Gary Sheffield is in his eighth year on the Hall of Fame ballot and is polling at 49.6 percent according to the Hall of Fame tracker. Sheffield has monster numbers with 509 career home runs along with a .907 OPS and a 140 OPS+. He was no doubt one of the best hitters of his era. Sheffield spent two seasons in Atlanta, hitting .319/.412/.562 with 64 home runs and a 151 OPS+.
PED suspicions are the only reason that Sheffield isn’t in the Hall of Fame already. He has more than 60 career fWAR, and that number is depressed by some awful defensive seasons — literally no player with 1,000 or more PAs has accrued as much negative defensive value as Sheffield over their careers, if you go by the metrics available to evaluate historical defense.
Perhaps a controversial pick, but it is going to be interesting to see how Brian McCann’s career is viewed when he appears on the Hall of Fame ballot in 2025. With what the industry now understands about pitch framing, McCann was one of the most valuable players in the game during his peak. Jay Jaffe looked at McCann’s Hall of Fame case prior to the 2019 season at FanGraphs and Brendan Gawlowski revisited it again after McCann announced his retirement at the end of the season.
McCann is probably a long shot at best, but incorporating the framing numbers make it interesting.

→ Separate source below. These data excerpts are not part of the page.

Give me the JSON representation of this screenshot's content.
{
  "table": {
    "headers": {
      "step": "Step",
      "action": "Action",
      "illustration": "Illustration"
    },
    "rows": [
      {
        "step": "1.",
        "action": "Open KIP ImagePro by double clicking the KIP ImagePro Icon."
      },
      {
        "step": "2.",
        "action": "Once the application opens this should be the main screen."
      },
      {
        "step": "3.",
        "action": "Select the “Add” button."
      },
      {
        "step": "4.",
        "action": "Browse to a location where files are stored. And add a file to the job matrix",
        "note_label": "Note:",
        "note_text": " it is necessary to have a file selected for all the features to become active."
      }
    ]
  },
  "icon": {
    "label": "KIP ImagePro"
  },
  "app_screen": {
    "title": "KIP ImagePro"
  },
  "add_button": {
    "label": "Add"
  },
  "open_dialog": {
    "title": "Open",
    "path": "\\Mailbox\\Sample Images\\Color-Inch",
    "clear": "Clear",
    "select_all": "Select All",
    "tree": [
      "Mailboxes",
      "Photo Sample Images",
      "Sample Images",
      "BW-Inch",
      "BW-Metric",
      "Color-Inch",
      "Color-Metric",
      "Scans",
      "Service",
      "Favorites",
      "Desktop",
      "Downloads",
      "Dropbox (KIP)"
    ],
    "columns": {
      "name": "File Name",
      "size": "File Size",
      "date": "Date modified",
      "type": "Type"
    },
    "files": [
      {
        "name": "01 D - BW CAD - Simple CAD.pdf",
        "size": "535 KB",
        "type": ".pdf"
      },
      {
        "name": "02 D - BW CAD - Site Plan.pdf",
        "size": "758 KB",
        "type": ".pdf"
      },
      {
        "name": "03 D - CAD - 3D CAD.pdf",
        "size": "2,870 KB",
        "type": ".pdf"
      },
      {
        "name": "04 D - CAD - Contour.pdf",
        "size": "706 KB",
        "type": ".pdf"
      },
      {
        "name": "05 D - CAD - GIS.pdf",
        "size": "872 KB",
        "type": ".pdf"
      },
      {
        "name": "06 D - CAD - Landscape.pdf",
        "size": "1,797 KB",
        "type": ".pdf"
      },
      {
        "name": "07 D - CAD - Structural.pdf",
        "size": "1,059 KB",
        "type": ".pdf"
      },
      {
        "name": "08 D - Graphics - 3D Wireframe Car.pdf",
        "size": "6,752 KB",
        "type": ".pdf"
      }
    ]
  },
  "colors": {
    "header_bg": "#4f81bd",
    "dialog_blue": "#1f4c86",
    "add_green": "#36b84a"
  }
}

FanGraphs’ version of WAR incorporates framing and gives McCann massive value in that regard given that he seemed to be doing it before it became a league-wide focus, which places him sixth all time for the Braves at 43.6, trailing only Hank Aaron, Eddie Mathews, Chipper Jones, Andruw Jones and Dale Murphy. Roughly 30 percent of his career fWAR comes from framing value.